The Passenger

The Passenger (1975) movie poster

(1975) dir. Michelangelo Antonioni
viewed: 08/10/07

Until earlier this year, I’d never seen a Michelangelo Antonioni film.  I started with Blow-Up (1966), partially because it was the film of his that I used to see throughout video stores even in the 1980’s, one of the most ubiquitous foreign films, though I had never actually watched it.  There has just been a retrospective of Antonioni, as well, this year at the Pacific Film Archive in Berkeley and the Castro Theatre in San Francisco, and of course, I managed to see none of them.  But I was intrigued by The Passenger for some reason, knowing that the films of his that I was seeing were his later, English language films, not necessarily representative.  And then he goes and dies.

The Passenger is actually, like Blow-Up, surprising in the way that it unfolds, the sense of what the film is about emanates so much more heavily than the actual narrative itself.  In some ways, both films have a traditional sort of plot in synopsis, but they play out so differently, so clear that it’s not so much the story, but more the ideas and mood that pervade the film that resonate and strike at the viewer.

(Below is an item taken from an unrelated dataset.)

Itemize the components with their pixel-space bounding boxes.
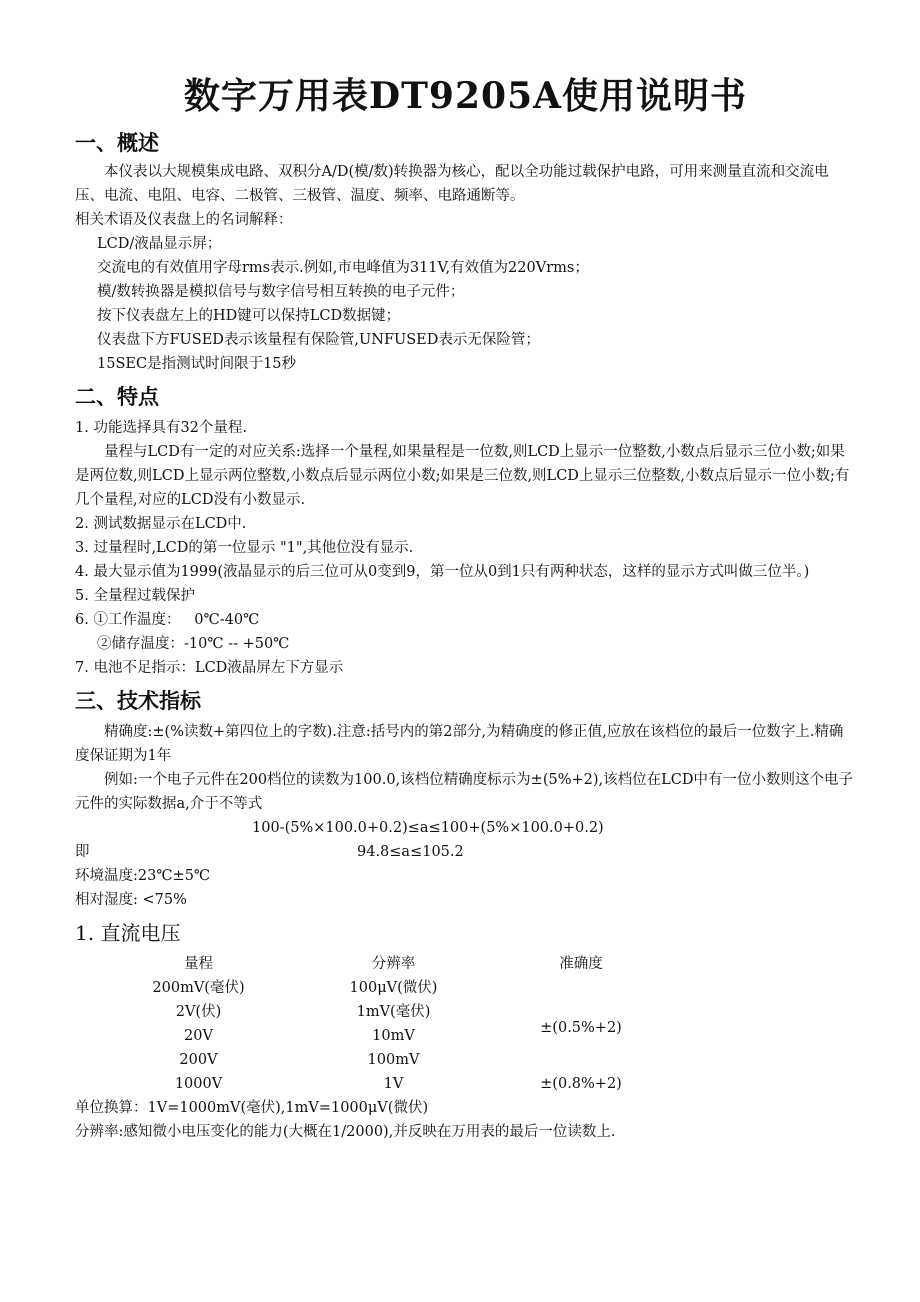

I have read somewhere that the original title for this film, Professione: reporter, seemed much more apt, and it certainly does.  Jack Nicholson plays a reporter, austensibly of English descent, who is trying to make a film about an uprising in an unnamed African nation.  While he interviews the leaders of the country, he fails to get them to admit the truth, acknowledge that there is an uprising, and also fails to meet with the anti-government group altogether.  When an acquaintence dies of a heart attack back at their hotel, Nicholson takes the opportunity to usurp his name, swapping out their possessions and their passports.  He makes it look as if he has died and takes off with the businessman’s belongings to see what he can acquire.

When it turns out that the businessman is involved in gun-running to the very same opposition group that Nicholson had tried and failed to interview, the escapism that his character has sought somehow reflects his prior lack of commitment and understanding of the things that he tried to report on.  His detachment, while not criticized professionally (he is actually highly thought of in his field), is part of his inability to connect to the world, including his failed marriage and his failure to care or fully understand things.

In one of his interviews with a tribal chief, the man turns the camera on Nicholson, telling him quite clearly that his questions say more about himself than they do of understanding the conflict that they seek to comprehend.  There is a clear critique of the nature of reporting, not simply the character himself.  And as Nicholson wanders Europe, trying to play the role of his assumed persona, he moves into stranger and stranger environs.

Especially interesting are the Antonio Gaudi buildings, their strange alien forms, a landscape that he doesn’t comprehend.  The shots among those buildings are quite striking.

But the most striking is the masterful final shot, or penultimate shot, I can’t recall.  From his hotel room, ushering his lover away, the view through the bars of the window is an amazing movement of forms across the screen.  The woman, crossing the street, the cars racing in, the slow encroachment of the camera through the window itself, crossing the street, then looking back on the hotel as Nicholson is discovered dead, killed silently, off-screen, by the Africans.  It’s an amazing tone poem of movement, of his isolation and his disconnect, finally, fatally, completed.  It does reckon, in a sense, with Blow-Up‘s final shot, the man in the frame who suddenly disappears.  There is a continued theme of disconnect and dissolution.

As to Antonioni, I’ll have to seek out some films from other periods.  Certainly, these films have been interesting.  I think I liked this one more than the other.  I’m still thinking about it.